Les péquistes protègent leur chef fragile. Aucune dissension n’a été entendue avec le recrutement dans Marie-Victorin de Pierre Nantel, transfuge notoire qui avait auparavant tenté sa chance à Ottawa avec deux partis fédéralistes, le NPD et le Parti vert. Le message : la porte reste ouverte pour toute nouvelle candidature.

De bonnes nouvelles sont ressorties du congrès. Le PQ n’a plus de dette et il remplit sa caisse à coup des petits dons de ses partisans dévoués à la cause. Et il a réussi à confirmer la candidature de deux visages connus au parti, l’ex-journaliste Alexis Deschênes et l’avocat spécialisé en immigration Stéphane Handfield. D’excellentes prises que leurs rivaux auraient été heureux d’accueillir.

Mais pour briser le cercle vicieux des mauvaises nouvelles, il serait préférable que ses députés vedettes se présentent à nouveau. Pascal Bérubé a promis d’être sur les blocs de départ en octobre 2022. Mais on attend encore la confirmation de la très respectée Véronique Hivon.

Leur stratégie sera de critiquer la mollesse, selon eux, du nationalisme de François Legault.

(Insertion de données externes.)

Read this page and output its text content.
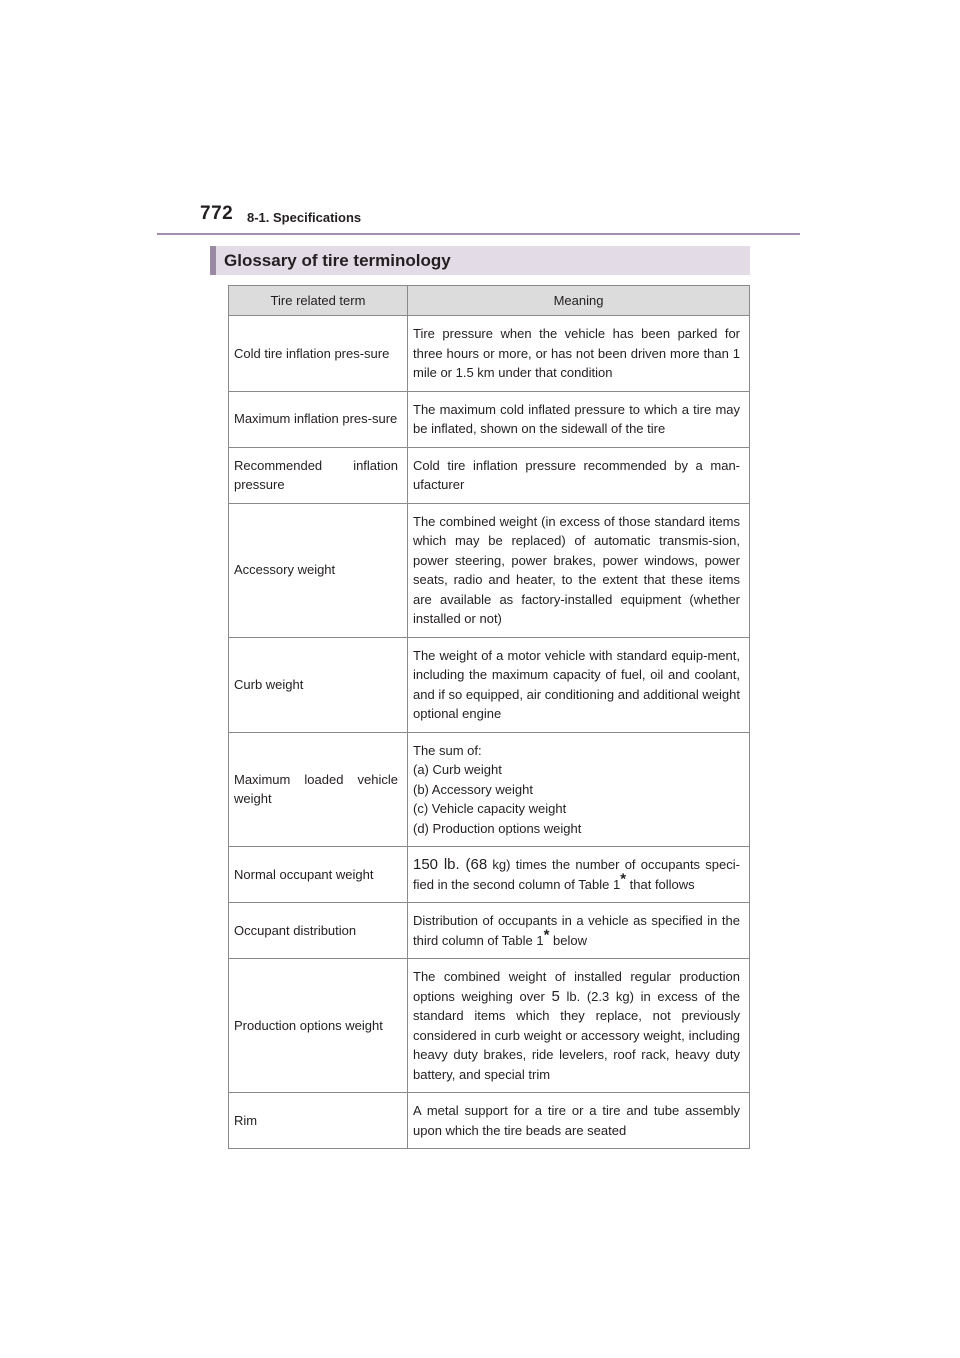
772 8-1. Specifications
Glossary of tire terminology
Tire related term	Meaning
Cold tire inflation pres-sure	Tire pressure when the vehicle has been parked for three hours or more, or has not been driven more than 1 mile or 1.5 km under that condition
Maximum inflation pres-sure	The maximum cold inflated pressure to which a tire may be inflated, shown on the sidewall of the tire
Recommended inflation pressure	Cold tire inflation pressure recommended by a man-ufacturer
Accessory weight	The combined weight (in excess of those standard items which may be replaced) of automatic transmis-sion, power steering, power brakes, power windows, power seats, radio and heater, to the extent that these items are available as factory-installed equipment (whether installed or not)
Curb weight	The weight of a motor vehicle with standard equip-ment, including the maximum capacity of fuel, oil and coolant, and if so equipped, air conditioning and additional weight optional engine
Maximum loaded vehicle weight	The sum of:
(a) Curb weight
(b) Accessory weight
(c) Vehicle capacity weight
(d) Production options weight

Normal occupant weight	150 lb. (68 kg) times the number of occupants speci-fied in the second column of Table 1* that follows
Occupant distribution	Distribution of occupants in a vehicle as specified in the third column of Table 1* below
Production options weight	The combined weight of installed regular production options weighing over 5 lb. (2.3 kg) in excess of the standard items which they replace, not previously considered in curb weight or accessory weight, including heavy duty brakes, ride levelers, roof rack, heavy duty battery, and special trim
Rim	A metal support for a tire or a tire and tube assembly upon which the tire beads are seated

Mais certains militants ont encore la fâcheuse tendance de se parler entre eux. Débattre de la monnaie ou de l’armée d’un Québec indépendant ressemble aujourd’hui à de l’ésotérisme. À tout le moins, ce n’est pas une urgence.

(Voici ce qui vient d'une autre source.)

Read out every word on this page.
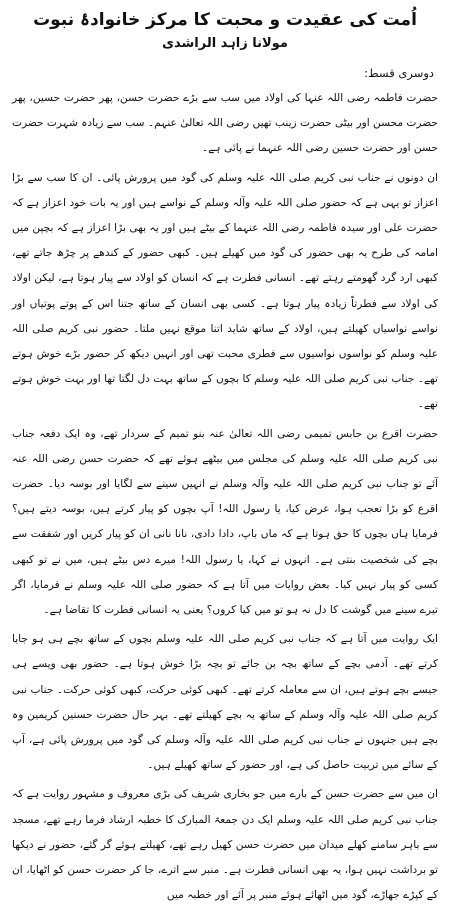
اُمت کی عقیدت و محبت کا مرکز خانوادۂ نبوت
مولانا زاہد الراشدی
دوسری قسط:

حضرت فاطمہ رضی اللہ عنہا کی اولاد میں سب سے بڑے حضرت حسن، پھر حضرت حسین، پھر حضرت محسن اور بیٹی حضرت زینب تھیں رضی اللہ تعالیٰ عنہم۔ سب سے زیادہ شہرت حضرت حسن اور حضرت حسین رضی اللہ عنہما نے پائی ہے۔

ان دونوں نے جناب نبی کریم صلی اللہ علیہ وسلم کی گود میں پرورش پائی۔ ان کا سب سے بڑا اعزاز تو یہی ہے کہ حضور صلی اللہ علیہ وآلہ وسلم کے نواسے ہیں اور یہ بات خود اعزاز ہے کہ حضرت علی اور سیدہ فاطمہ رضی اللہ عنہما کے بیٹے ہیں اور یہ بھی بڑا اعزاز ہے کہ بچپن میں امامہ کی طرح یہ بھی حضور کی گود میں کھیلے ہیں۔ کبھی حضور کے کندھے پر چڑھ جاتے تھے، کبھی ارد گرد گھومتے رہتے تھے۔ انسانی فطرت ہے کہ انسان کو اولاد سے پیار ہوتا ہے، لیکن اولاد کی اولاد سے فطرتاً زیادہ پیار ہوتا ہے۔ کسی بھی انسان کے ساتھ جتنا اس کے پوتے پوتیاں اور نواسے نواسیاں کھیلتے ہیں، اولاد کے ساتھ شاید اتنا موقع نہیں ملتا۔ حضور نبی کریم صلی اللہ علیہ وسلم کو نواسوں نواسیوں سے فطری محبت تھی اور انہیں دیکھ کر حضور بڑے خوش ہوتے تھے۔ جناب نبی کریم صلی اللہ علیہ وسلم کا بچوں کے ساتھ بہت دل لگتا تھا اور بہت خوش ہوتے تھے۔

حضرت اقرع بن حابس تمیمی رضی اللہ تعالیٰ عنہ بنو تمیم کے سردار تھے، وہ ایک دفعہ جناب نبی کریم صلی اللہ علیہ وسلم کی مجلس میں بیٹھے ہوئے تھے کہ حضرت حسن رضی اللہ عنہ آئے تو جناب نبی کریم صلی اللہ علیہ وآلہ وسلم نے انہیں سینے سے لگایا اور بوسہ دیا۔ حضرت اقرع کو بڑا تعجب ہوا، عرض کیا، یا رسول اللہ! آپ بچوں کو پیار کرتے ہیں، بوسہ دیتے ہیں؟ فرمایا ہاں بچوں کا حق ہوتا ہے کہ ماں باپ، دادا دادی، نانا نانی ان کو پیار کریں اور شفقت سے بچے کی شخصیت بنتی ہے۔ انہوں نے کہا، یا رسول اللہ! میرے دس بیٹے ہیں، میں نے تو کبھی کسی کو پیار نہیں کیا۔ بعض روایات میں آتا ہے کہ حضور صلی اللہ علیہ وسلم نے فرمایا، اگر تیرے سینے میں گوشت کا دل نہ ہو تو میں کیا کروں؟ یعنی یہ انسانی فطرت کا تقاضا ہے۔

ایک روایت میں آتا ہے کہ جناب نبی کریم صلی اللہ علیہ وسلم بچوں کے ساتھ بچے ہی ہو جایا کرتے تھے۔ آدمی بچے کے ساتھ بچہ بن جائے تو بچہ بڑا خوش ہوتا ہے۔ حضور بھی ویسے ہی جیسے بچے ہوتے ہیں، ان سے معاملہ کرتے تھے۔ کبھی کوئی حرکت، کبھی کوئی حرکت۔ جناب نبی کریم صلی اللہ علیہ وآلہ وسلم کے ساتھ یہ بچے کھیلتے تھے۔ بہر حال حضرت حسنین کریمین وہ بچے ہیں جنہوں نے جناب نبی کریم صلی اللہ علیہ وآلہ وسلم کی گود میں پرورش پائی ہے، آپ کے سائے میں تربیت حاصل کی ہے، اور حضور کے ساتھ کھیلے ہیں۔

ان میں سے حضرت حسن کے بارے میں جو بخاری شریف کی بڑی معروف و مشہور روایت ہے کہ جناب نبی کریم صلی اللہ علیہ وسلم ایک دن جمعۃ المبارک کا خطبہ ارشاد فرما رہے تھے، مسجد سے باہر سامنے کھلے میدان میں حضرت حسن کھیل رہے تھے، کھیلتے ہوئے گر گئے، حضور نے دیکھا تو برداشت نہیں ہوا، یہ بھی انسانی فطرت ہے۔ منبر سے اترے، جا کر حضرت حسن کو اٹھایا، ان کے کپڑے جھاڑے، گود میں اٹھائے ہوئے منبر پر آئے اور خطبہ میں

En 2018, Jean-François Lisée avait dénoncé la « partie gratuite » de Québec solidaire, et il n’avait pas tout à fait tort. Puisque personne ne croyait que le parti de gauche prendrait le pouvoir, son programme n’était pas scruté avec la même minutie.

Mais pour le PQ, il y a un risque encore plus grand : celui de ne plus être pris au sérieux.